Um es vorwegzunehmen: Etliche Kapitelbezeichnungen wie CO2-Abscheidung, Digitalisierung, Abgasbehandlung, Korrosion oder Betriebsoptimierung sind geblieben, wenige wurden modifiziert – beispielsweise „Transformation und Standortentwicklung“ zu „Strategische Standortweiterentwicklung“, andere wie Emissionshandel, Personalentwicklung oder Finanzierung und Genehmigung kamen hinzu. Das ist von den Herausgebern durchaus beabsichtigt, damit sich „neue Puzzleteile an unsere klassischen Themen …, die seit Jahren gesetzt und nach wie vor für die Praxis hoch relevant sind“, anfügen. So werde das Puzzle des Kompendiums über Abfallwirtschaft von Jahr zu Jahr wachsen, heißt es im Vorwort.

CO-Senke und CO2-Abscheidung
Zu den ersten Themenbereichen des Bandes gehören Überlegungen zur zu prüfenden Einbindung von Treibhausgas-Emissionen aus Abfällen in das europäische Emissionshandelssystem, und es werden Stellschrauben gesucht, um Carbon Capture and Utilization als CO-Senke anzuerkennen, damit sich „CO möglichst kostengünstig in den europäischen Industriezentren verwerten“ lässt. Ein weiterer Artikel befasst sich mit der Novellierung der Industrie-Emissionsrichtlinie, die einen „wesentlichen Beitrag zur Klimaneutralität, zum Null- Schadstoff-Ziel, zur Kreislaufwirtschaft und zur Stärkung von Innovationen leisten“ soll.

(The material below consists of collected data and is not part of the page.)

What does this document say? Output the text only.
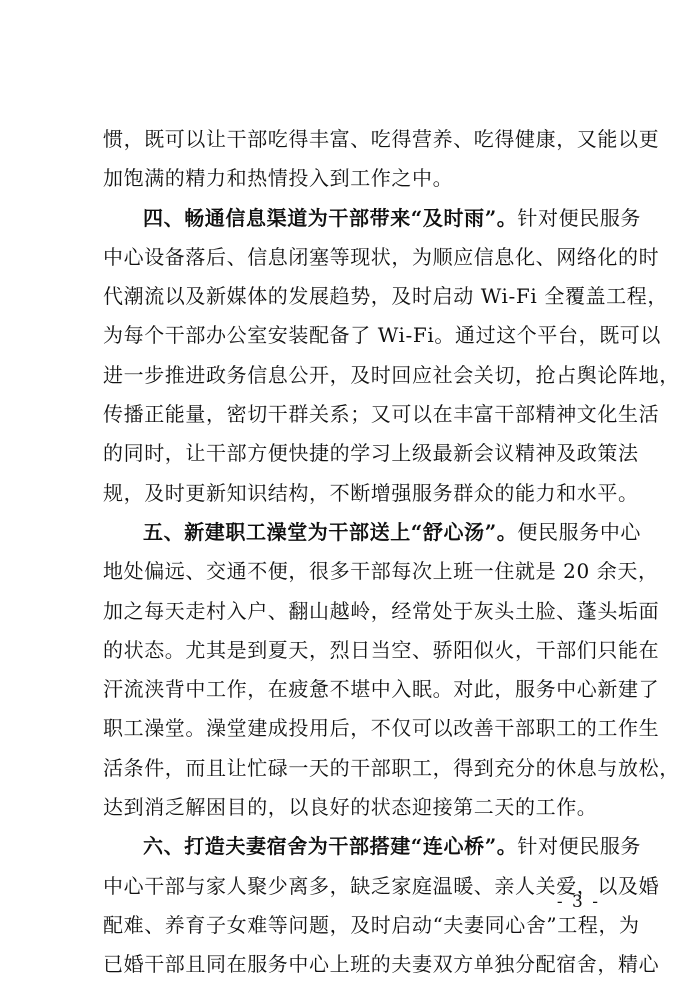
惯，既可以让干部吃得丰富、吃得营养、吃得健康，又能以更
加饱满的精力和热情投入到工作之中。
四、畅通信息渠道为干部带来“及时雨”。针对便民服务
中心设备落后、信息闭塞等现状，为顺应信息化、网络化的时
代潮流以及新媒体的发展趋势，及时启动 Wi-Fi 全覆盖工程，
为每个干部办公室安装配备了 Wi-Fi。通过这个平台，既可以
进一步推进政务信息公开，及时回应社会关切，抢占舆论阵地，
传播正能量，密切干群关系；又可以在丰富干部精神文化生活
的同时，让干部方便快捷的学习上级最新会议精神及政策法
规，及时更新知识结构，不断增强服务群众的能力和水平。
五、新建职工澡堂为干部送上“舒心汤”。便民服务中心
地处偏远、交通不便，很多干部每次上班一住就是 20 余天，
加之每天走村入户、翻山越岭，经常处于灰头土脸、蓬头垢面
的状态。尤其是到夏天，烈日当空、骄阳似火，干部们只能在
汗流浃背中工作，在疲惫不堪中入眠。对此，服务中心新建了
职工澡堂。澡堂建成投用后，不仅可以改善干部职工的工作生
活条件，而且让忙碌一天的干部职工，得到充分的休息与放松，
达到消乏解困目的，以良好的状态迎接第二天的工作。
六、打造夫妻宿舍为干部搭建“连心桥”。针对便民服务
中心干部与家人聚少离多，缺乏家庭温暖、亲人关爱，以及婚
配难、养育子女难等问题，及时启动“夫妻同心舍”工程，为
已婚干部且同在服务中心上班的夫妻双方单独分配宿舍，精心
- 3 -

Die nächsten Beiträge untersuchen die Folgekosten, die sich aus Grenzwertverschärfungen luftgetragener Emissionen durch die novellierte 17. BImSchV ergeben, und berichten über die Vorteile der Wärme-Rückgewinnung durch die WtE-Anlage im finnischen Vuosaari.

Die Beiträge des folgenden Kapitels konzentrieren sich auf die CO2-Abscheidung bei der Verbrennung von Sekundärbrennstoffen – Stichworte: Sektorkopplung, Chemical Looping Combustion und thermische Abfallverwertung. In der Sektion „Finanzierung und Genehmigung“ werden zunächst die Auswirkungen der EU-Taxonomie auf die Wirtschaftlichkeit der Abfallverbrennung untersucht, bevor neue Instrumente vorgestellt werden, um immissionsschutzrechtliche Genehmigungsverfahren zu beschleunigen.

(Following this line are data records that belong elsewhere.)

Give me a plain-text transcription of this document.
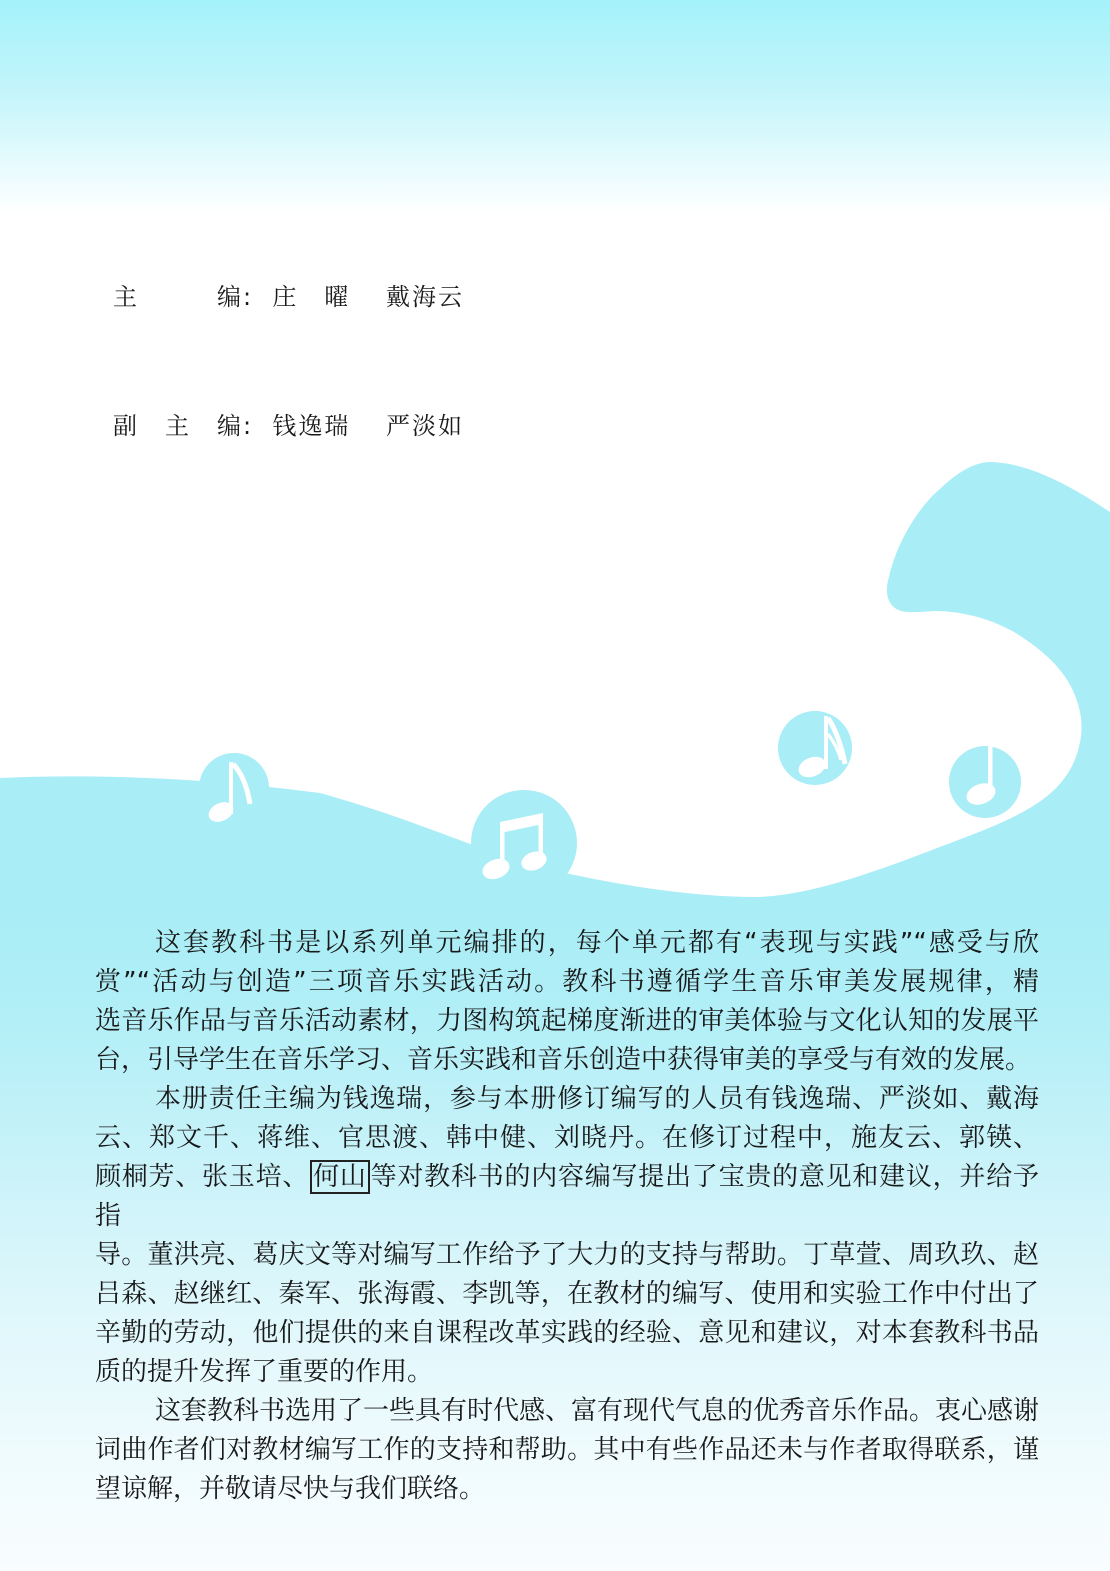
主　　　编:  庄　曜　 戴海云

副　主　编:  钱逸瑞　 严淡如

这套教科书是以系列单元编排的，每个单元都有“表现与实践”“感受与欣
赏”“活动与创造”三项音乐实践活动。教科书遵循学生音乐审美发展规律，精
选音乐作品与音乐活动素材，力图构筑起梯度渐进的审美体验与文化认知的发展平
台，引导学生在音乐学习、音乐实践和音乐创造中获得审美的享受与有效的发展。
本册责任主编为钱逸瑞，参与本册修订编写的人员有钱逸瑞、严淡如、戴海
云、郑文千、蒋维、官思渡、韩中健、刘晓丹。在修订过程中，施友云、郭锳、
顾桐芳、张玉培、 何山 等对教科书的内容编写提出了宝贵的意见和建议，并给予指
导。董洪亮、葛庆文等对编写工作给予了大力的支持与帮助。丁草萱、周玖玖、赵
吕森、赵继红、秦军、张海霞、李凯等，在教材的编写、使用和实验工作中付出了
辛勤的劳动，他们提供的来自课程改革实践的经验、意见和建议，对本套教科书品
质的提升发挥了重要的作用。
这套教科书选用了一些具有时代感、富有现代气息的优秀音乐作品。衷心感谢
词曲作者们对教材编写工作的支持和帮助。其中有些作品还未与作者取得联系，谨
望谅解，并敬请尽快与我们联络。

Strategien und Digitalisierung
Der strategischen Standortweiterentwicklung sind insgesamt sechs Artikel gewidmet, die sich unter anderem mit den Chancen für Abfallheizkraftwerke durch die Wärmewende, der Rolle von WtE-Anlagen in der kommunalen Wärmeplanung, einer Kombination von MVA und KVA sowie der Mitverbrennung von Abfällen in der Zementindustrie befassen. Darüber hinaus werden aktuelle Neubauprojekte zu Abfallverbrennungsanlagen vorgestellt und eine Prognose über die Marktentwicklung bis 2050 gewagt. Zum Bereich „Digitalisierung und Simulation“ tragen Artikel über die Anwendung Künstlicher Intelligenz und Digitaler Zwillinge in Anlagenbau und -betrieb bei.

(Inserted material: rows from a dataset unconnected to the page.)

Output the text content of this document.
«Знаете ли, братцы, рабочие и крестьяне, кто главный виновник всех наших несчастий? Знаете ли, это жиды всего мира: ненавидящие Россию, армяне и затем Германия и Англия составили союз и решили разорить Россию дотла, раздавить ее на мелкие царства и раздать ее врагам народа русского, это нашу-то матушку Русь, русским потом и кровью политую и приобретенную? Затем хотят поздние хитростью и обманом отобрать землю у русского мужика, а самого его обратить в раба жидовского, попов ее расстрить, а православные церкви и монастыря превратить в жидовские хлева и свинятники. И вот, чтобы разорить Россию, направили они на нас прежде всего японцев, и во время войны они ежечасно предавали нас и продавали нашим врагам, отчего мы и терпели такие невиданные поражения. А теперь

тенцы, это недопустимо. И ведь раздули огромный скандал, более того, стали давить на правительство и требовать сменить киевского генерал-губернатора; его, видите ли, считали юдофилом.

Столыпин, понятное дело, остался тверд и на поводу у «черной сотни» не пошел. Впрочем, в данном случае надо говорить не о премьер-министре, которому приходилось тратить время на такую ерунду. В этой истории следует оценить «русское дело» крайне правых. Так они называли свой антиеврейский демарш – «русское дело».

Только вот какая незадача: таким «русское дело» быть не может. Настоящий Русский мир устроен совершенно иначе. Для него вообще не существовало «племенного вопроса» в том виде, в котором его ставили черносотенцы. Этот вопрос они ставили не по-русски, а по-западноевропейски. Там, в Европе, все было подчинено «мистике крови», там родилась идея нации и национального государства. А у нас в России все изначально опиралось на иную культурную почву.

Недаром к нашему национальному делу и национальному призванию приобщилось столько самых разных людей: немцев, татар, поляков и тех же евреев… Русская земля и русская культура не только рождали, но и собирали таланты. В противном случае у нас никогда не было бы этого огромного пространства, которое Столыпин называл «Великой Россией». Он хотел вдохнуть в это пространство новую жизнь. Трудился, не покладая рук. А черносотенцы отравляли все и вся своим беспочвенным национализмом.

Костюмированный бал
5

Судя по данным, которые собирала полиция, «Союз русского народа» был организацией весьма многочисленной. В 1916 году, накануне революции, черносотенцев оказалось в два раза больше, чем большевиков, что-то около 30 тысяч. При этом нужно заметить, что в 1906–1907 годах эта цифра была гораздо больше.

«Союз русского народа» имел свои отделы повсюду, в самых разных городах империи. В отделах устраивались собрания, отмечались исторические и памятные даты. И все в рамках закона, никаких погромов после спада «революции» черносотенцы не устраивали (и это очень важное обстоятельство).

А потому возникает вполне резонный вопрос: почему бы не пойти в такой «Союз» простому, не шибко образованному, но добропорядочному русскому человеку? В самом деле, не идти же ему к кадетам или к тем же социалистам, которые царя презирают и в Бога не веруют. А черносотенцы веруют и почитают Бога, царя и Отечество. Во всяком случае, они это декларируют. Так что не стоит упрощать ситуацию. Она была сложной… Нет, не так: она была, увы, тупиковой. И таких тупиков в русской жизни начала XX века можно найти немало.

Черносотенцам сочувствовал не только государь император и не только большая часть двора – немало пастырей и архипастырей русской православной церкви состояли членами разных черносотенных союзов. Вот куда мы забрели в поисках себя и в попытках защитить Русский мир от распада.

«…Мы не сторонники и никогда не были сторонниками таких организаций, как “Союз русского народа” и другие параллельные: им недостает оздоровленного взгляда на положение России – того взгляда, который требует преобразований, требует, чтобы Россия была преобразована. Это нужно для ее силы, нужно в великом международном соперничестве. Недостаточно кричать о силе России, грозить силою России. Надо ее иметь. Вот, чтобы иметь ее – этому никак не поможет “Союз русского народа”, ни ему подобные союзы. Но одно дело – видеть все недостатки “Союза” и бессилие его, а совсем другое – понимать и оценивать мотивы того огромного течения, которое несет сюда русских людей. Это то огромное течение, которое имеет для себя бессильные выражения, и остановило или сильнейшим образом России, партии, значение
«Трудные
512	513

Das „Puzzle“ der Thematik setzt sich fort mit einem Schwerpunkt zu Korrosion und Werkstoffen, der sich mit Salzschmelzangriffen, Hochtemperaturkorrosion und Projektmanagement zum Feuerfestbereich befasst. Artikel zur Einstufung von Aschen und Schlacken sowie zur Sonderabfallbehandlung in der Drehrohrfeuerung schließen sich an, bevor die Sprache noch einmal auf das Eingangsthema kommt: den Handel mit Brennstoff­emissionen.

Ecken und Nebenschauplätze beleuchten
Zum abschließenden Bereich „Recycling der Zukunft“ liefern Thomas Probst und Birgit Guschall-Jaik einen umfassenden Ausblick auf die Entwicklung der Recyclingwirtschaft quer über alle Abfallarten, bevor Uwe Lahl die künftige Umsetzung von Kunststoffverwertung und -recycling untersucht. Zu diesem Themenkreis gehört im Grunde auch die Abteilung „Unternehmens- und Personalentwicklung“, in der drei Artikel mehr oder weniger die Kardinalfrage zu beantworten suchen: „Wie bekommen und erhalten wir junge Talente?“

Vergleicht man das Inhaltsverzeichnis von „Energie aus Abfall“ Band 20 mit dem Band 1 der neuen Serie, so ist auffällig, dass insgesamt die Themen zur ausschließlichen Energiegewinnung deutlich in den Hintergrund getreten sind. Dafür haben Untersuchungen zur Emissionsreduzierung sowie CO2-Gewinnung und -Abscheidung an Bedeutung bekommen, was die geänderte Gewichtung in der Abfallwirtschaft widerspiegelt. Wer aber hinter „Abfallwirtschaft und Energie“ ein fertiges Lehrbuch zum Thema erwartet, dürfte enttäuscht sein. Doch er wird gleichzeitig überrascht sein über den „Puzzle“-Charakter des Buchkonzepts – den auch die Zeichnung auf dem Buchdeckel vermittelt. Dieses Konzept bietet Möglichkeiten, angesichts einer sich entwickelnden und expandierenden Abfallwirtschaft auch ihre Ecken und Nebenschauplätze zu beleuchten. Dass dies auf dem gleich hohen wissenschaftlich-technischen Niveau erfolgt, wie man es vom Vivis-Verlag gewohnt ist, muss nicht extra erwähnt werden. Wünschen wir dem „Abfallwirtschaft und Energie“-Konzept eine ebenso fruchtbare Lebensdauer wie dem Vorgänger-Kompendium.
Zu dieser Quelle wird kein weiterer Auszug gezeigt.